Tuesday 2 December 2014

Writing to winter: December 2nd

Dear Winter, 

It still feels a little bit early for this but I've got my Christmas decorations up! The Christmas tree fairy came to do it in the night as usual (yes, I am 17!) and I have to admit it's making me feel a little bit more festive. I've opened the first two doors on my advent calendar but there's 22 more to open, and that's a lot. It's a long time left in I think the next 22 days are going to be the busiest 22 days of my life so far. And I know it's not going to stop for good then but I should have a little bit of a break before I have to work my absolute hardest again in January.

I've got so many important (and a couple of exciting) things that I've got coming up but a lot of them are just scary things that I don't want to do but have to.
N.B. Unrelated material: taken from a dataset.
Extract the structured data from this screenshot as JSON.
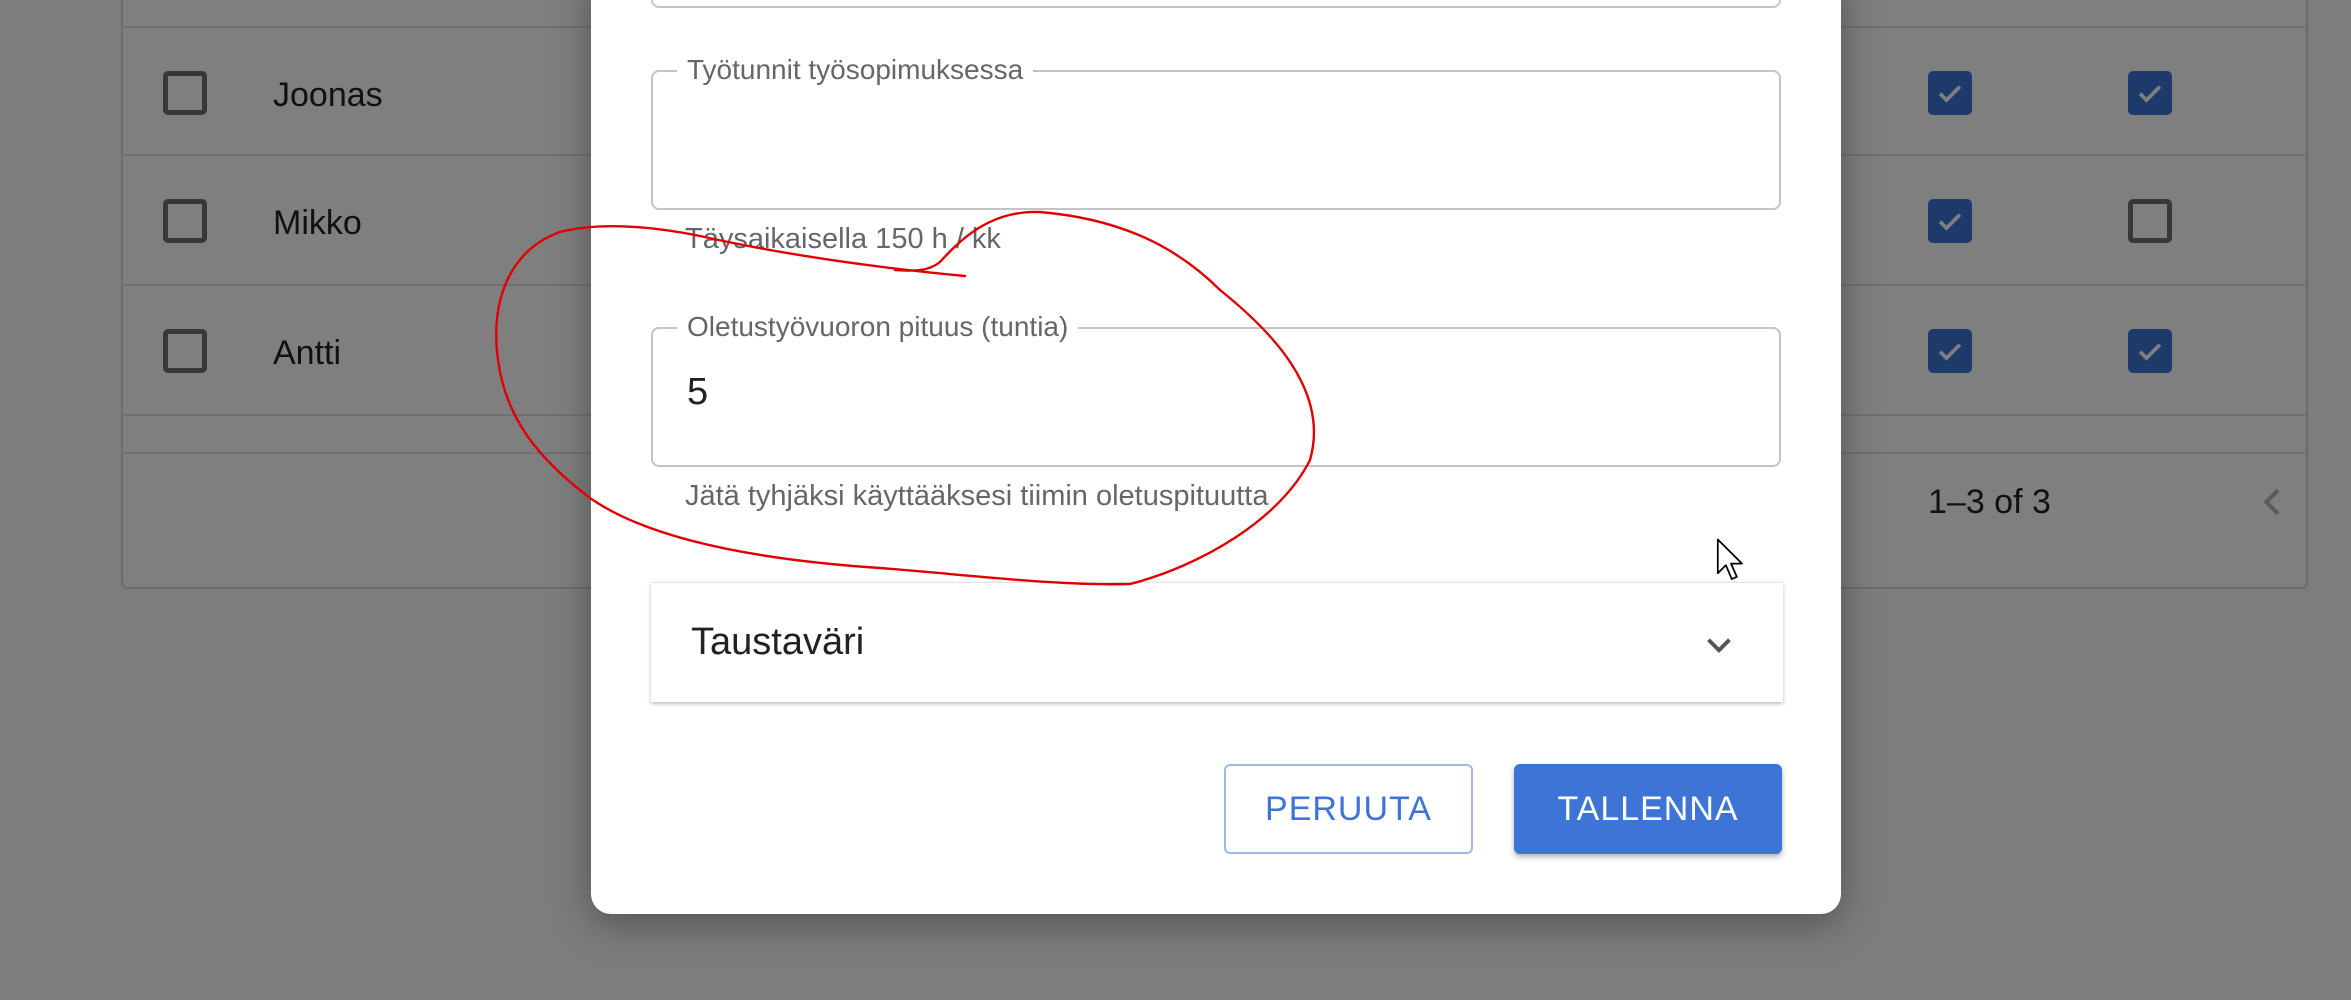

I guess that's growing up for you! Isn't it funny that it's supposed to be the most relaxing time of the year yet I've got so much going on. No rest for the wicked, that's what they say! And even more ironically I set myself a little bit of a project to write to you every day this month. How am I going to manage that Winter? Oh I'll find a way, you can be very sure of that! 

I don't usually get too excited for Christmas and I don't think this year will be extremely different, and I'm not in any way wishing my time away, but it's quite nice to have something to look forward to at the end of it all. An opportunity to have a little break from reality for a while. But you don't get that do you Winter? You're here now, snook up on as and you're here for good. At least three months, and you don't get a break. But no ones chasing you away, it's nice that you come back every year full of new opportunities!

Keep smiling,
Kathryn x

Monday 1 December 2014

Writing to Winter: December 1st

Dear Winter,

It's that time of year again. Right now I don't feel too festive yet but I can feel it in the air; the crisp, cool air that I actually don't mind spending time in. I'm always cold Winter, so your icy nature doesn't deter me too much! Walking down my street I can see some beautiful Christmas lights brightening up the neighbourhood; it just doesn't seem to be the right time for me to start thinking about Christmas yet, especially with all of the work I've got to do.

Since about September at work we've been counting down: three staff training sessions until Christmas! And today was our last one. Zero staff training sessions until Christmas so Winter, does that make it wrong that I don't feel ready for Christmas yet?